Looking at activation energies from conductivity and impedance spectroscopy, the values deceived from NMR are indeed in agreement with barriers as low as 0.1 eV and 0.2 eV reported for the glass ceramic Li7 P 3 S 11, see the overview in ref. [64] and ref. [52]. Interestingly, purely amorphous Li7 P 3 S 11 needs, however, to be characterized by larger activation energies in the order of 0.35 eV or higher [136]. For Li ion conductors, usually the glassy (or x-ray amorphous) forms represent better ion conductors than their crystalline counterparts, see, e.g., refs. [137143] and ref. [144] for a recent investigation on the thiophosphate Li4 P 2 S 6. Li7 P 3 S 11 constitutes an exception. Large amorphous fractions need to be avoided since they seem to hinder the ions to mover easily over long distances. Just recently, a systematic in situ study has been published to find out the optimum synthesis parameters to prepare crystalline Li7 P 3 S 11 as a glass ceramic [145].

4 Conclusions and outlook

All solid-state batteries are expected to become one of the principal actors in battery research for, e.g., electric (hybrid) vehicles. The route to realize such batteries is, however, two-fold. (i) Suitable materials have to be developed and characterized with the help of (physical) solid state chemistry and electrochemistry, then, materials engineering is needed to optimize properties and to find the right synthesis strategies to prepare processable or machineable materials. (ii) In parallel, manufacturing processes have to be developed to enable a cost-effective large scale production of batteries. The second task is as complex as the first that has to deal with conductivities and defect chemistries, the interplay of interfaces as well as chemical and electrochemical stabilities.

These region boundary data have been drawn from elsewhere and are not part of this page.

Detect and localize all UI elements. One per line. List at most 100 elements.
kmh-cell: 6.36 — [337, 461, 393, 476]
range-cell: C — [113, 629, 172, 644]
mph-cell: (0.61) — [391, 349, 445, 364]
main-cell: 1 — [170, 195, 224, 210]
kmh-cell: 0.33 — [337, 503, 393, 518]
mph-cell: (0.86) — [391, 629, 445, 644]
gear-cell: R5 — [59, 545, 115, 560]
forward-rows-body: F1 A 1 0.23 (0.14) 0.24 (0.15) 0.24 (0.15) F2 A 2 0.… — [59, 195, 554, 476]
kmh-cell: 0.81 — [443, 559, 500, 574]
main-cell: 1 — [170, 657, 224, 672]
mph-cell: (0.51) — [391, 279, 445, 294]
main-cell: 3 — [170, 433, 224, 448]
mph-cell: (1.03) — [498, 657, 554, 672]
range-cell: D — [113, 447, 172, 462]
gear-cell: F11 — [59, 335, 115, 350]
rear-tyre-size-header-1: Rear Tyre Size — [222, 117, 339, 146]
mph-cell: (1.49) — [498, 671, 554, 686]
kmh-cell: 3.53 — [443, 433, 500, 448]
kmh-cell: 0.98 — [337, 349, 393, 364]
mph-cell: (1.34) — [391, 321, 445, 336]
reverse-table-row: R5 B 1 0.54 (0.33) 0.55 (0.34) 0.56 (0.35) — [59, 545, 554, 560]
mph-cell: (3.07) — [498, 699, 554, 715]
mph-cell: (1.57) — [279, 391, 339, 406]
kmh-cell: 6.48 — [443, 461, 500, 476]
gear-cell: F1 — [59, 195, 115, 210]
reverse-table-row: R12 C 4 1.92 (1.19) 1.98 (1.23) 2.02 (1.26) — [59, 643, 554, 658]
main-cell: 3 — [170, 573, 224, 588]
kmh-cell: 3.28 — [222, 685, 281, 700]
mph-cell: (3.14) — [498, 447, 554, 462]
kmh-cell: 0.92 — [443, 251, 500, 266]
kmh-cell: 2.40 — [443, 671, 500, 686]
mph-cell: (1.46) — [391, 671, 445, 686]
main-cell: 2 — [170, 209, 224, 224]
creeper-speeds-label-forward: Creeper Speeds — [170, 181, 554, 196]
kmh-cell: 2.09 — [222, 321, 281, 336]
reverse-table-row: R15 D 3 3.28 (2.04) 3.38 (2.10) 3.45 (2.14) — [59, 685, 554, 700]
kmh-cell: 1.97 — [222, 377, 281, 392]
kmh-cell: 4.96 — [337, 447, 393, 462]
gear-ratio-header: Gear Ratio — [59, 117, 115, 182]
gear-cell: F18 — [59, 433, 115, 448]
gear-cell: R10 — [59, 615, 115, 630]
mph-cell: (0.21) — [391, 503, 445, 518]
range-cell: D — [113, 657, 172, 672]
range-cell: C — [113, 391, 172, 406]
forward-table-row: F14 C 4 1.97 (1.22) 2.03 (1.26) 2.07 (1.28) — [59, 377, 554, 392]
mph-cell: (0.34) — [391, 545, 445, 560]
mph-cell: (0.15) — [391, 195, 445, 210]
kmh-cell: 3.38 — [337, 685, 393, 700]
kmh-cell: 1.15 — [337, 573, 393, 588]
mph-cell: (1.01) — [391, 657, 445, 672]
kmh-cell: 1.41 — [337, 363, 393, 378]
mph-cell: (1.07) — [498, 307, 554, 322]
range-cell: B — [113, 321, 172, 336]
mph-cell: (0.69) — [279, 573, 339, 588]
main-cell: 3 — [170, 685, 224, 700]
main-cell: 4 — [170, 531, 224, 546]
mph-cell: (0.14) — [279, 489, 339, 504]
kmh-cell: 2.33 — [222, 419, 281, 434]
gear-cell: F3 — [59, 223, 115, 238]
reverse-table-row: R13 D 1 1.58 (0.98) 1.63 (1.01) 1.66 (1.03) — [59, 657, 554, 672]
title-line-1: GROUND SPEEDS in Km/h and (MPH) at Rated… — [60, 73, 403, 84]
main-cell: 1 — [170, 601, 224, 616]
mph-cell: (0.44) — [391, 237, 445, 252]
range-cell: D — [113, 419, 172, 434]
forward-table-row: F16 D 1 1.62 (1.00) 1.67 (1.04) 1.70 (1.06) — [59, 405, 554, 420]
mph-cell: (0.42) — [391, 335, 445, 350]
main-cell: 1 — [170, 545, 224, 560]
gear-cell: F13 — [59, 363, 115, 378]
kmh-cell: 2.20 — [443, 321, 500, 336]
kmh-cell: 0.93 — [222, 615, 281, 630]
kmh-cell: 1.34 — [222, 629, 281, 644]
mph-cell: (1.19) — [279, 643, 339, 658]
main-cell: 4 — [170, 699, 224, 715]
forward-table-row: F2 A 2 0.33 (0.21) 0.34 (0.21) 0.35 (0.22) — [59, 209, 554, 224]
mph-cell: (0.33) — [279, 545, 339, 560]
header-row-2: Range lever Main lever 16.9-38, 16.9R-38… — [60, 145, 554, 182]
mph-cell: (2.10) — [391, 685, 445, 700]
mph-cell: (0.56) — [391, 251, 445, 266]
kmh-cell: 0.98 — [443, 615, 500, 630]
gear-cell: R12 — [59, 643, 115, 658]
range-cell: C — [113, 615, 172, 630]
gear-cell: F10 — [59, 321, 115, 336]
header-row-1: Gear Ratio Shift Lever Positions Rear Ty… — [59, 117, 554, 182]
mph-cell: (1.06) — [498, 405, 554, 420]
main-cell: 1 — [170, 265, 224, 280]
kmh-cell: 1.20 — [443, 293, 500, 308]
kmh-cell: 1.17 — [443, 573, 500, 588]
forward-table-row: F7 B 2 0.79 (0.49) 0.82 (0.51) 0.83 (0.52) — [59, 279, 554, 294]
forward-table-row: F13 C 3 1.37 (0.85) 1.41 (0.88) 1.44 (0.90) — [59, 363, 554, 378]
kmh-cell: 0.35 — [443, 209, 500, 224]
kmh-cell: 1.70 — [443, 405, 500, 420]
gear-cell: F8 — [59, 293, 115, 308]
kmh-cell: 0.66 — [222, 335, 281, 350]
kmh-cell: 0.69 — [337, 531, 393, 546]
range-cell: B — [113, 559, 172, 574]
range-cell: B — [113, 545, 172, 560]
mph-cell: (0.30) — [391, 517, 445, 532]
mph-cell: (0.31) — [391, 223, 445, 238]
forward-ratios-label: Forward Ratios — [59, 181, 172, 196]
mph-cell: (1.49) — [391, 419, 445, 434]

Over the last couple of years enormous progress has been presented especially if we regard solid electrolytes that exhibit ionic conductivities able to compete with those known for liquids. Currently, we are witnessing an encouraging starting point to develop such systems. If solid batteries with ceramic electrolytes should become the next-generation technology, of course, we have to find and develop even better inorganic conductors also with regard to their energy footprint and environmental friendliness. Some of these highly promising examples have been presented above. They take advantage of fast Li ion dynamics necessary to guarantee a low overall resistance of the battery, at least from the point of view of bulk properties. While conductivity spectroscopy, mostly applied to characterize the electrolytes, is able to monitor (average) activation energies from a rather macroscopic view, NMR may assist in specifying the underling rules that determine fast ion movements. Thanks to its atomic-scale point of view local barriers can be characterized and assigned to the elementary steps of Li+ hopping. The results obtained need to be compared with those from computational chemistry to allow for a meaningful interpretation. Of course, in many cases NMR is also able to provide valuable structural information, e.g., as a function of state of charge or ageing processes, to complement our understanding of solid electrolytes.